Ist die Wahrheit eines Urteils ein Relationsprädikat, so könnte man diejenige Relation, die hierfür in Betracht käme, zunächst noch in der Beziehung des Urteils zu denkenden Wesen und deren Erlebnissen und Tätigkeiten suchen. Überblicken wir daher im folgenden diejenigen Umdeutungen des Wahrheitsbegriffes, die auf diese Beziehung zurückgehen.

Wenn man z. B. erklärt, die Behauptung, ein Urteil sei wahr, besage nichts anderes als: das Urteil wird von mir für wahr gehalten, so setzt man das Urteil in eine bestimmte intentionale Beziehung zu einem denkenden Wesen und identifiziert dadurch die Wahrheit des Urteils mit der Tatsache, daß es von mir für wahr gehalten wird. Nun macht freilich das Urteil, indem es Anspruch auf Wahrheit macht, auch den Anspruch, von mir für wahr gehalten zu werden.
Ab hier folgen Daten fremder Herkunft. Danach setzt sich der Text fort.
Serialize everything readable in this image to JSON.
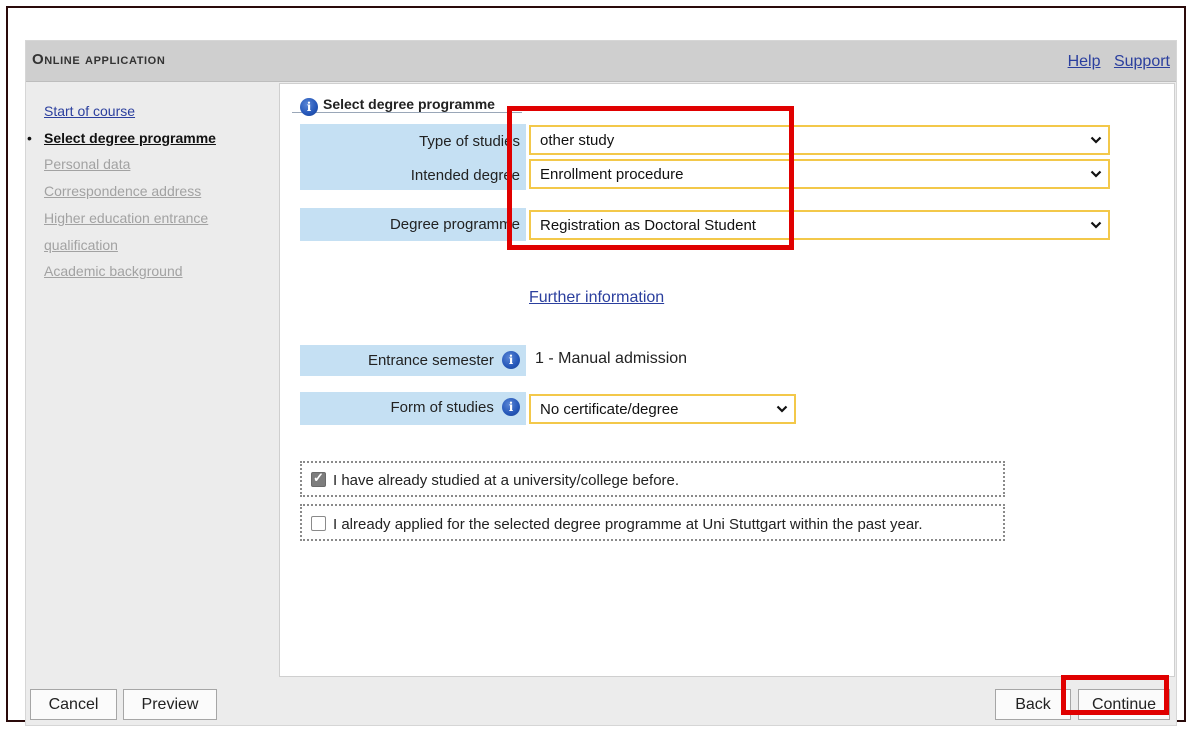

Aber beide Ansprüche gehen doch nicht auf dasselbe, und der erstere ist sein primärer, der zweite sein sekundärer Anspruch. Die Behauptung, ein Urteil sei wahr, behauptet außerdem von dem Urteil etwas, was gar keine Relation zu mir enthält, sondern unabhängig von jeder Beziehung zu mir gelten will. Ein Urteil kann wahr sein, auch wenn ich es gar nicht für wahr halte. Ja, jeder Mensch wird wohl schon gelegentlich bestimmte Urteile für falsch gehalten haben, die trotzdem, wie er später selbst erkannt hat, damals wahr waren. Also kann die Wahrheit des Urteils gar nicht darin bestehen, daß ich es für wahr halte. Wer wirklich im Ernste behaupten würde, für ihn bedeute die Wahrheit eines Urteils nichts anderes, als daß er es für wahr halte, müßte auch das Umgekehrte behaupten, daß nämlich alle Urteile, die er für wahr halte, notwendig auch wahr seien. Diese offenbar vermessene Unfehlbarkeitserklärung macht uns aber deutlich darauf aufmerksam, daß die Wahrheit eines Urteils völlig verschieden ist von dem »von mir für wahr gehalten werden«.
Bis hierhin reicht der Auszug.